A good lighting plan in an interior is crucial for setting the mood in a home, and so it is strange that the spotlight is shone all too little on its designers. When all is said and done, light is what presents all the elements of a design to best advantage: good lighting can transform even the darkest and bleakest place into a creative space that stimulates the emotions. So good light is more than the sum of a number of lit design fittings. Light should define and back up the use and ambience of every room as naturally as possible, and since few people really understand what lighting is all about, it is advisable to call in experts who know how to convert one’s specific demands and desires into a cohesive ensemble of light and lighting.

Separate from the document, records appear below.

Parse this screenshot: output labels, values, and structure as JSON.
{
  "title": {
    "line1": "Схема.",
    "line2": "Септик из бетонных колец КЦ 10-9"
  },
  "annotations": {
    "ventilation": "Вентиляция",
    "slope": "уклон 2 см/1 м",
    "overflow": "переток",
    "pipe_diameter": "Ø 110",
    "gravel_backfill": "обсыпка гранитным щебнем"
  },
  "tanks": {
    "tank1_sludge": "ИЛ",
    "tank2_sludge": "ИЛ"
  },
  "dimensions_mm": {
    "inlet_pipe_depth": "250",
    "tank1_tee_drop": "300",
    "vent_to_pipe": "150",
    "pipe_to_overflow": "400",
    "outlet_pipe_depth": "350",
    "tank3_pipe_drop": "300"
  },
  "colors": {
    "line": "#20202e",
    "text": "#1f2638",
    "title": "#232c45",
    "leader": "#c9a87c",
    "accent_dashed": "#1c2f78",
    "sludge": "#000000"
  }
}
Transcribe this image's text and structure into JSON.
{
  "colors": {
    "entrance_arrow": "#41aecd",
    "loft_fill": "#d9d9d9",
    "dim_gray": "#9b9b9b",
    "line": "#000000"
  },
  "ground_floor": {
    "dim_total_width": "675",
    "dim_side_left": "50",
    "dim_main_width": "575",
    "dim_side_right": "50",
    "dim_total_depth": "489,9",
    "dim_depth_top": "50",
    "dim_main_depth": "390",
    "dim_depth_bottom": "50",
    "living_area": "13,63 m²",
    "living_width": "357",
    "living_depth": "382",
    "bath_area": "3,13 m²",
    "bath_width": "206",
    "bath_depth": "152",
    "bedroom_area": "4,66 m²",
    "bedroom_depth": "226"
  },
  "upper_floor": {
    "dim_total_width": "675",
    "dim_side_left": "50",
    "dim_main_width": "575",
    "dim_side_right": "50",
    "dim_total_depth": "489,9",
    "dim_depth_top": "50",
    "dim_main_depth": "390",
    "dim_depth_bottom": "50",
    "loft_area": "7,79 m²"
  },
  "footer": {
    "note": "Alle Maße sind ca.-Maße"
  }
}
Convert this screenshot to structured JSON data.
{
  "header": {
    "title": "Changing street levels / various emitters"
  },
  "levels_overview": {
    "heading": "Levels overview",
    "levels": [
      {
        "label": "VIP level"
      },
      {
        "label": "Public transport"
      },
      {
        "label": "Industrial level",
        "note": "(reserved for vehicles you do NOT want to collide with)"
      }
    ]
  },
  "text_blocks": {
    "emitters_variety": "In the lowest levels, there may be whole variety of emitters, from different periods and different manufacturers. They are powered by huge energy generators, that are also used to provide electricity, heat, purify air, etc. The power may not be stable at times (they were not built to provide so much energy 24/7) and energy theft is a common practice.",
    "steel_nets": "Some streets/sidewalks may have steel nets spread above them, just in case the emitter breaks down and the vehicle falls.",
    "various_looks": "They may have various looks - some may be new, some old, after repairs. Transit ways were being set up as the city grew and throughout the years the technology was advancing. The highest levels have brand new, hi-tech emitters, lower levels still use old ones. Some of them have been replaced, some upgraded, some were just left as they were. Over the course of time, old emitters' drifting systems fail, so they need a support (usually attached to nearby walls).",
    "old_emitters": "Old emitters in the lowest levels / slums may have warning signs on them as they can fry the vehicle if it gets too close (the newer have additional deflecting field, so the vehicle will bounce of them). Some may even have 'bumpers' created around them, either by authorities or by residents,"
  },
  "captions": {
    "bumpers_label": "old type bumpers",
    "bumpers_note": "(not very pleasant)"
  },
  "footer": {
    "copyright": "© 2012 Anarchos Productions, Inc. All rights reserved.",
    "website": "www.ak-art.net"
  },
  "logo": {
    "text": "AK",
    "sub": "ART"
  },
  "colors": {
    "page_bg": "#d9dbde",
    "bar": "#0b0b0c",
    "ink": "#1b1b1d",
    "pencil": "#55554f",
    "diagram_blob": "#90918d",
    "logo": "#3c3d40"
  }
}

Curtis Liberda, who founded 2clighting inc in 1996, is eager to emphasise the importance of light as a form of essential and elementary art. “A light design starts with an intelligent concept, which brings the lighting artist’s vision to life. That vision is what turns an ordinary interior into something special.” And the designer continued: “There is no standard formula for a good lighting plan. It has to be developed to tie in with the specific project as the design stages of the overall process progress. In that way, decisive factors such as contrast ratio, light output, light colour and control options can be incorporated in the definitive design of the rooms as well as the lighting plan. So a good lighting artist can evoke mood, drama and even spectacle.”
Added to which, today’s light designer has a growing range of technical possibilities with which to create the right home-setting: devices that are now so diminutive that they are easy to install almost everywhere. Obviously that makes for tremendous scope, but technology only operates if it is combined effectively into the project’s design.
Curtis Liberda: “The main prerequisite is that the lighting design be seen as an design element in its own right – and treated as such. It is a form of art that, ultimately, is intended to reinforce architecture in a subtle way.” The outcome of this philosophy can be seen in the accompanying photos, of houses in Dallas and Fort Worth, as well as Aspen (Colorado) in the United States where Liberda creates a seamless transition between artificial and natural light.